I am reading The Complete Stories of Flannery O'Conner (The Noonday Press). In the second story, there's a conversation going on between Rayber and the barber. The barber starts saying something about politicians at the end of the first page and goes on till the beginning of the first page. Then the quotation marks close, and the next paragraph starts in quotation marks, which is

"You hear that, George?" he shouted to the colored boy wiping the floor around the basins.

Here is a google books link pointing to what I am talking about.

Which also seems to be said by the barber. My understanding of English language's punctuation was that when a dialogue between two characters is written, the paragraph is only changed when the turn of the first character finishes, and the turn of the second character begins. In cases where there is paragraphing within the quote of the first character, the double quotes do not close at the end of the first paragraph, but do start at the beginning of the next one, signifying that the text is still in the quotation of the first character. Am I missing something?
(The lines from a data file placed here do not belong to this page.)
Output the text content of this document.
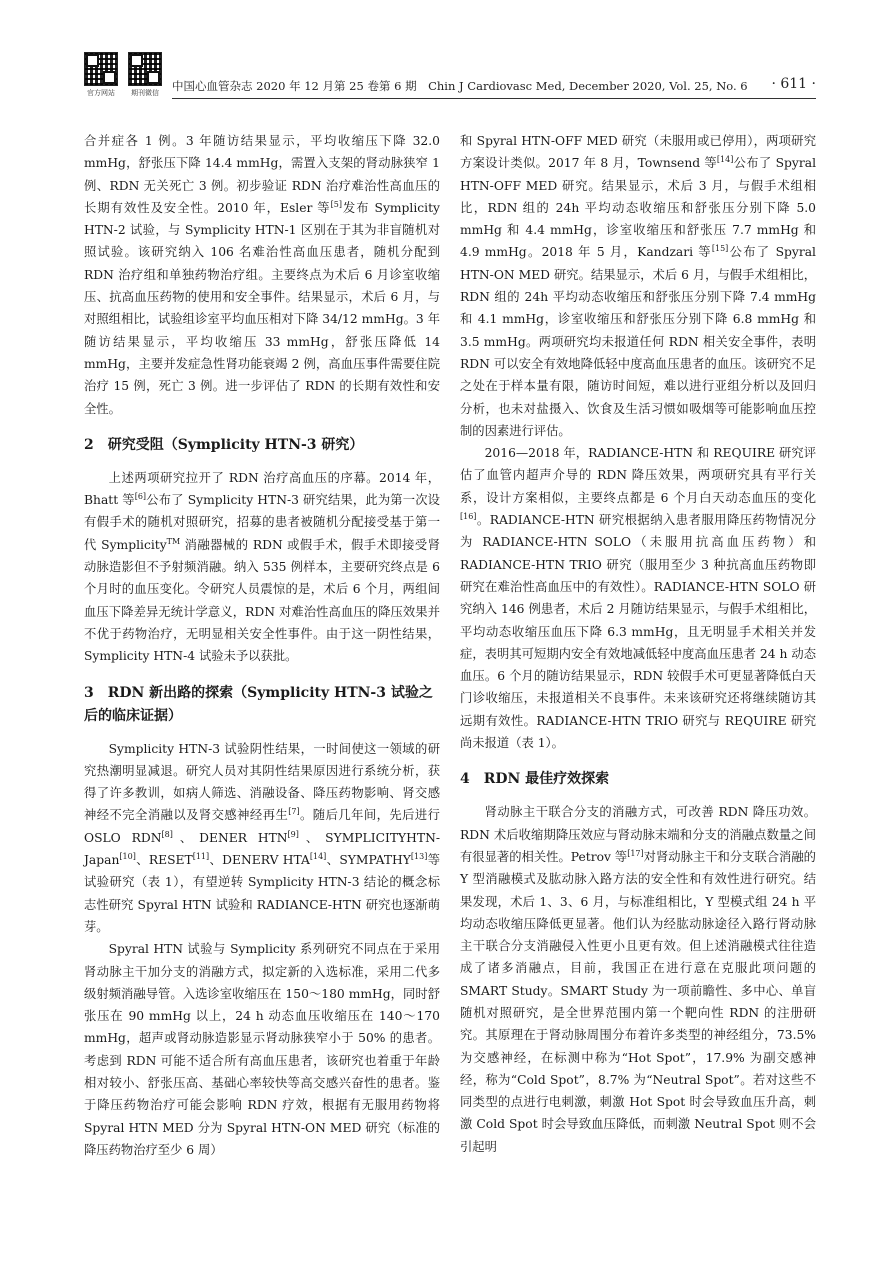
官方网站	期刊微信	中国心血管杂志 2020 年 12 月第 25 卷第 6 期　Chin J Cardiovasc Med, December 2020, Vol. 25, No. 6 · 611 ·

合并症各 1 例。3 年随访结果显示，平均收缩压下降 32.0 mmHg，舒张压下降 14.4 mmHg，需置入支架的肾动脉狭窄 1 例、RDN 无关死亡 3 例。初步验证 RDN 治疗难治性高血压的长期有效性及安全性。2010 年，Esler 等[5]发布 Symplicity HTN-2 试验，与 Symplicity HTN-1 区别在于其为非盲随机对照试验。该研究纳入 106 名难治性高血压患者，随机分配到 RDN 治疗组和单独药物治疗组。主要终点为术后 6 月诊室收缩压、抗高血压药物的使用和安全事件。结果显示，术后 6 月，与对照组相比，试验组诊室平均血压相对下降 34/12 mmHg。3 年随访结果显示，平均收缩压 33 mmHg，舒张压降低 14 mmHg，主要并发症急性肾功能衰竭 2 例，高血压事件需要住院治疗 15 例，死亡 3 例。进一步评估了 RDN 的长期有效性和安全性。

2　研究受阻（Symplicity HTN-3 研究）

上述两项研究拉开了 RDN 治疗高血压的序幕。2014 年，Bhatt 等[6]公布了 Symplicity HTN-3 研究结果，此为第一次设有假手术的随机对照研究，招募的患者被随机分配接受基于第一代 Symplicity™ 消融器械的 RDN 或假手术，假手术即接受肾动脉造影但不予射频消融。纳入 535 例样本，主要研究终点是 6 个月时的血压变化。令研究人员震惊的是，术后 6 个月，两组间血压下降差异无统计学意义，RDN 对难治性高血压的降压效果并不优于药物治疗，无明显相关安全性事件。由于这一阴性结果，Symplicity HTN-4 试验未予以获批。

3　RDN 新出路的探索（Symplicity HTN-3 试验之后的临床证据）

Symplicity HTN-3 试验阴性结果，一时间使这一领域的研究热潮明显减退。研究人员对其阴性结果原因进行系统分析，获得了许多教训，如病人筛选、消融设备、降压药物影响、肾交感神经不完全消融以及肾交感神经再生[7]。随后几年间，先后进行 OSLO RDN[8]、DENER HTN[9]、SYMPLICITYHTN-Japan[10]、RESET[11]、DENERV HTA[14]、SYMPATHY[13]等试验研究（表 1），有望逆转 Symplicity HTN-3 结论的概念标志性研究 Spyral HTN 试验和 RADIANCE-HTN 研究也逐渐萌芽。

Spyral HTN 试验与 Symplicity 系列研究不同点在于采用肾动脉主干加分支的消融方式，拟定新的入选标准，采用二代多级射频消融导管。入选诊室收缩压在 150～180 mmHg，同时舒张压在 90 mmHg 以上，24 h 动态血压收缩压在 140～170 mmHg，超声或肾动脉造影显示肾动脉狭窄小于 50% 的患者。考虑到 RDN 可能不适合所有高血压患者，该研究也着重于年龄相对较小、舒张压高、基础心率较快等高交感兴奋性的患者。鉴于降压药物治疗可能会影响 RDN 疗效，根据有无服用药物将 Spyral HTN MED 分为 Spyral HTN-ON MED 研究（标准的降压药物治疗至少 6 周）

和 Spyral HTN-OFF MED 研究（未服用或已停用），两项研究方案设计类似。2017 年 8 月，Townsend 等[14]公布了 Spyral HTN-OFF MED 研究。结果显示，术后 3 月，与假手术组相比，RDN 组的 24h 平均动态收缩压和舒张压分别下降 5.0 mmHg 和 4.4 mmHg，诊室收缩压和舒张压 7.7 mmHg 和 4.9 mmHg。2018 年 5 月，Kandzari 等[15]公布了 Spyral HTN-ON MED 研究。结果显示，术后 6 月，与假手术组相比，RDN 组的 24h 平均动态收缩压和舒张压分别下降 7.4 mmHg 和 4.1 mmHg，诊室收缩压和舒张压分别下降 6.8 mmHg 和 3.5 mmHg。两项研究均未报道任何 RDN 相关安全事件，表明 RDN 可以安全有效地降低轻中度高血压患者的血压。该研究不足之处在于样本量有限，随访时间短，难以进行亚组分析以及回归分析，也未对盐摄入、饮食及生活习惯如吸烟等可能影响血压控制的因素进行评估。

2016—2018 年，RADIANCE-HTN 和 REQUIRE 研究评估了血管内超声介导的 RDN 降压效果，两项研究具有平行关系，设计方案相似，主要终点都是 6 个月白天动态血压的变化[16]。RADIANCE-HTN 研究根据纳入患者服用降压药物情况分为 RADIANCE-HTN SOLO（未服用抗高血压药物）和 RADIANCE-HTN TRIO 研究（服用至少 3 种抗高血压药物即研究在难治性高血压中的有效性）。RADIANCE-HTN SOLO 研究纳入 146 例患者，术后 2 月随访结果显示，与假手术组相比，平均动态收缩压血压下降 6.3 mmHg，且无明显手术相关并发症，表明其可短期内安全有效地减低轻中度高血压患者 24 h 动态血压。6 个月的随访结果显示，RDN 较假手术可更显著降低白天门诊收缩压，未报道相关不良事件。未来该研究还将继续随访其远期有效性。RADIANCE-HTN TRIO 研究与 REQUIRE 研究尚未报道（表 1）。

4　RDN 最佳疗效探索

肾动脉主干联合分支的消融方式，可改善 RDN 降压功效。RDN 术后收缩期降压效应与肾动脉末端和分支的消融点数量之间有很显著的相关性。Petrov 等[17]对肾动脉主干和分支联合消融的 Y 型消融模式及肱动脉入路方法的安全性和有效性进行研究。结果发现，术后 1、3、6 月，与标准组相比，Y 型模式组 24 h 平均动态收缩压降低更显著。他们认为经肱动脉途径入路行肾动脉主干联合分支消融侵入性更小且更有效。但上述消融模式往往造成了诸多消融点，目前，我国正在进行意在克服此项问题的 SMART Study。SMART Study 为一项前瞻性、多中心、单盲随机对照研究，是全世界范围内第一个靶向性 RDN 的注册研究。其原理在于肾动脉周围分布着许多类型的神经组分，73.5% 为交感神经，在标测中称为“Hot Spot”，17.9% 为副交感神经，称为“Cold Spot”，8.7% 为“Neutral Spot”。若对这些不同类型的点进行电刺激，刺激 Hot Spot 时会导致血压升高，刺激 Cold Spot 时会导致血压降低，而刺激 Neutral Spot 则不会引起明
Can somebody point me to a punctuation guide in this regard?

  • To avoid confusion, the convention you describe should be followed. If there's a sizeable time-gap between speaker A's first speech and his second, another quote / pseudo-quote verb should be inserted. ..." ]] After half an hour or so, A spoke again: "... (I've used ]] to show the need for a new paragraph.) Commented Nov 17, 2013 at 9:30
  • In the example I have cited, there doesn't seem to be sizeable time-gap, but the first speaker now starts to address another person, a third person. And the paragraph continues like this "You think so, George?" he shouted to the colored boy wiping the floor around the basins. I posted the question to know if there was an extension to the rule when a third character comes in suddenly? Commented Nov 17, 2013 at 9:32

1 Answer 1


The point of the typographic unclosed quotation is to indicate to the reader that a discourse flows uninterrupted across a typographic boundary, viz., a new paragraph. (There is of course no punctuation or paragraphing in speech—these devices are gestures which signify the presence of structural or prosodic breaks.)

Ordinarily that continuity of discourse coincides with the continuity of speaker. In the case at hand, however, O’Connor is presenting a speaker who closes one discourse—his peroration is brief but emphatic, “Shuh”—and then opens another. To accommodate this unusual circumstance, O’Connor extends the convention: she closes one quotation and opens a new one.

It’s a nifty device, which I will have to remember. Thank you for calling it to my attention.